Nos tenemos que quedar en nuestros momentos libres estudiando, cosa que no está mal. El tema reside en los excesos, por lo tanto un exceso de universidad junto a un trabajo de la revolución industrial podría provocar que nos convirtamos en todo lo contrario a lo que queríamos ser, o mínimo que nos cueste la vida (dar a cambio la juventúd, por «éxito»). el sacrificio requerido por las universidades lo considero innecesario. Suponiendo que la evidencia nos muestra que tan solo un 30% o menos de todo lo aprendido en la universidad es aplicable al mundo real. ¿Cómo afrontamos todo esto? Puesto a que mayormente no tenemos el control sobre todas estas cosas, nada servirá más como refinar nuestros planes (una buena estrategia). Ejercitar la voluntad y ver los problemas como desafíos. Si algo te hace indignar adelante, pero a continuación propongo que busques soluciones, de nada sirve sino.

Conclusiones

Creo que el déficit del sistema educativo y la busqueda ciega del poder económico sin valor real aportado de cada individuo y grandes corporaciones nos confunden. Son los principales causantes de que haya tanta pobreza y desinterés en el mundo.

El sistema educativo poco flexible frente al flujo de información constante que circula a través de los medios, provocó que las universidades no sean el trayecto final, sino solo un comienzo. Quizás complemento de otras plataformas de educación (o base).

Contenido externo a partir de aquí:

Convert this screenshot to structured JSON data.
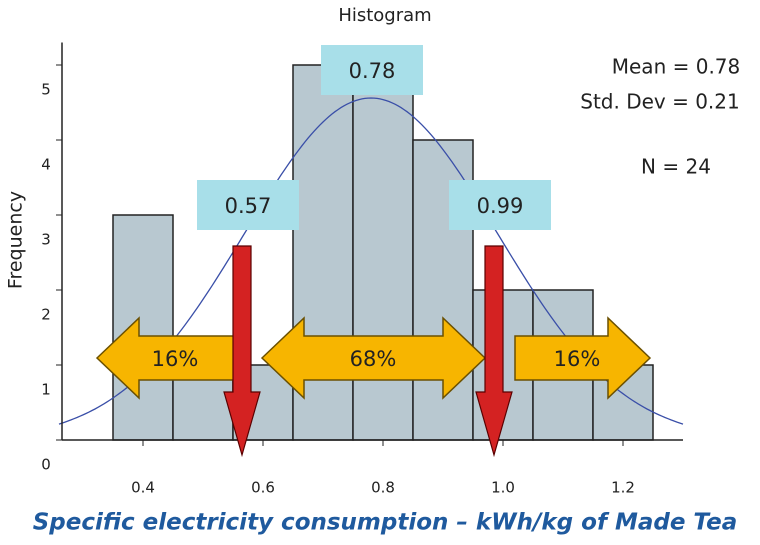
{
  "chart_data": {
    "type": "histogram",
    "title": "Histogram",
    "x_label": "Specific electricity consumption – kWh/kg of Made Tea",
    "y_label": "Frequency",
    "bins": [
      0.35,
      0.45,
      0.55,
      0.65,
      0.75,
      0.85,
      0.95,
      1.05,
      1.15,
      1.25
    ],
    "values": [
      3,
      1,
      1,
      5,
      5,
      4,
      2,
      2,
      1
    ],
    "color": "#b8c8d0",
    "xlim": [
      0.26,
      1.3
    ],
    "ylim": [
      0,
      5.3
    ],
    "xticks": [
      0.4,
      0.6,
      0.8,
      {
        "value": 1,
        "label": "1.0"
      },
      1.2
    ],
    "yticks": [
      0,
      1,
      2,
      3,
      4,
      5
    ],
    "normal_curve": {
      "mean": 0.78,
      "sd": 0.21,
      "n": 24,
      "color": "#3a4fa8"
    },
    "stats": [
      "Mean = 0.78",
      "Std. Dev = 0.21",
      "N = 24"
    ],
    "callouts": [
      {
        "value": 0.78,
        "label": "0.78"
      },
      {
        "value": 0.57,
        "label": "0.57"
      },
      {
        "value": 0.99,
        "label": "0.99"
      }
    ],
    "percent_arrows": [
      "16%",
      "68%",
      "16%"
    ]
  }
}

El órden imaginado se va refinando con los años, aún así, que el ayer nos parezca mejor que hoy no significa que las cosas sean lo mejor que pueden ser.

Hay que vivir con incertidumbre, incentivando la creatividad y buscando las conclusiones más vanguardistas. No es tanto si la universidad sirve o no sirve. Eso depende de tu mentalidad, objetivos y requisitos.

El esfuerzo siempre debe estar ahí, un esfuerzo consciente de los peligros modernos, ya que la salud lo es todo. Las injusticias siempre estarán ahí, un verdadero guerrero toma las injusticias y son transformadas en desafíos. Pero hay que tener cuidado con meterse en justicias innecesarias e irracionales.